Regional Planning to Complete Route 102 Access Management Plan

The Planning Board expressed support for the Southern New Hampshire Planning Commission’s (SNHPC) proposal to prepare an Access Management Plan for the Route 102 corridor.

SNHPC Principal Planner Tim White told the Board at its Sept. 9 meeting the plan, a follow-up to the $16,000 Route 102 Corridor Study the Commission conducted in February, will provide the Town with a tool to identify specific locations where incremental access management improvements could be completed over time through negotiations with developers.

 

Such improvements could include consolidating curb cuts on the corridor, eliminating unnecessary curb cuts, reconfiguring lots, properly delineating access to properties on both sides of the corridor and possibly developing internal connections between adjoining properties.

“After completion of the Corridor Update Study, we continued discussions with staff on the next steps, and a lot of our conversations centered around access management,” White said.

“This is very much a long-range planning document to look at, and an education tool for the Board and for applicants as they come forward,” Geographic Information Systems Manager John Vogl said.

In completing the Corridor Update, the SNHPC learned the 102 corridor sees traffic volumes in excess of 30,000 trips per day, a combination of local and regional traffic that results in a lot of stopping and starting, and movements to and from in controlled driveways.

“In other words you’re getting congestion resulting from this situation,” White said. “Development of an Access Management Plan would be an attempt to balance mobility and local access requirements through site-specific incremental improvements.”

The new study would require data collection, which White said was largely completed in the February study; field work, with aerial photographs; a preliminary plan and zoning review; and potentially, a closer study of high accident intersections along the corridor.

“If we include the high accident location study within the access management plan, this would be another tool in the arsenal to try to improve traffic conditions on the 102 corridor,” White said.

“The Police Department’s response has been they’re most concerned with this area in the future, looking at what conditions are there now and trying to do whatever we can to improve the conditions in the future with Woodmont Commons, when we get higher numbers of traffic.

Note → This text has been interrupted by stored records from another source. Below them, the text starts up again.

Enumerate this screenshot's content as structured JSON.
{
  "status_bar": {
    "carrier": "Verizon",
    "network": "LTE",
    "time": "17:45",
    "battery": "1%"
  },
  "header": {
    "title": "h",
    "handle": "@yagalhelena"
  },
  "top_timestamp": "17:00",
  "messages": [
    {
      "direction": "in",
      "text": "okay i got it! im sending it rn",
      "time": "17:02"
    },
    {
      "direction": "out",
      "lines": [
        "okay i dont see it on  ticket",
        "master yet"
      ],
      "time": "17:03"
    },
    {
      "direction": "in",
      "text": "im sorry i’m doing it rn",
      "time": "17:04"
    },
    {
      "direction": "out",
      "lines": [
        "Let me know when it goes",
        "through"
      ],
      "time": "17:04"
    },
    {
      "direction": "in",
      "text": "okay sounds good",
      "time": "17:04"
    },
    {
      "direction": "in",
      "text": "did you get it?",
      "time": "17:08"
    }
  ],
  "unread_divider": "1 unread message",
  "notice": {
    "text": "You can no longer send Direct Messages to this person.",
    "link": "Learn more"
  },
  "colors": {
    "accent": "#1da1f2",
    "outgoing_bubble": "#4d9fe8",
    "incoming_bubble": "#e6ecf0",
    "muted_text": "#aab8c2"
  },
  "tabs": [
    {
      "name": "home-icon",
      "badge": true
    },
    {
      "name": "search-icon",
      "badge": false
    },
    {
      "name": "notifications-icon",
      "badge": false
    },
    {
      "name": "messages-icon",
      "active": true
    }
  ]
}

I think this would be a good planning tool,” Vogl said.

Member Leitha Reilly said clearly the Access Management Plan has the potential to help address traffic issues on the east side of Interstate 93, but asked if the detailed study on the west side of I-93 is necessary.

“On the west side of I-93, I’m concerned about duplication of work, effort, money and time spent when a lot of the Woodmont traffic studies are coming before us anyway, and we feel like we have a handle on that area,” she said.

White said the Commission could tailor the scope of the study to meet the needs of the Town, and study the portions of the corridor where the Town thinks it’s most warranted.

“This is one of the first steps in trying to identify more capital-type projects that could be eligible for Ten Year Plan funding,” Vogl noted.

“It puts us on the starting path of trying to identify where serious problems are for traffic efficiency and traffic safety,” White said.

When asked what the cost of the study would be to the Town, White said the Commission has completed such plans within its local assistance program.

“Depending on the scope of the study, it may be something we could do without a separate contract, completely within local assistance to the Town,” he said. “That would depend on the scope of the study and how much we’re including.”

Moving forward, Vogl told the Board Planning staff will consult with Police Chief Bill Hart and work with White to refine the scope of the study.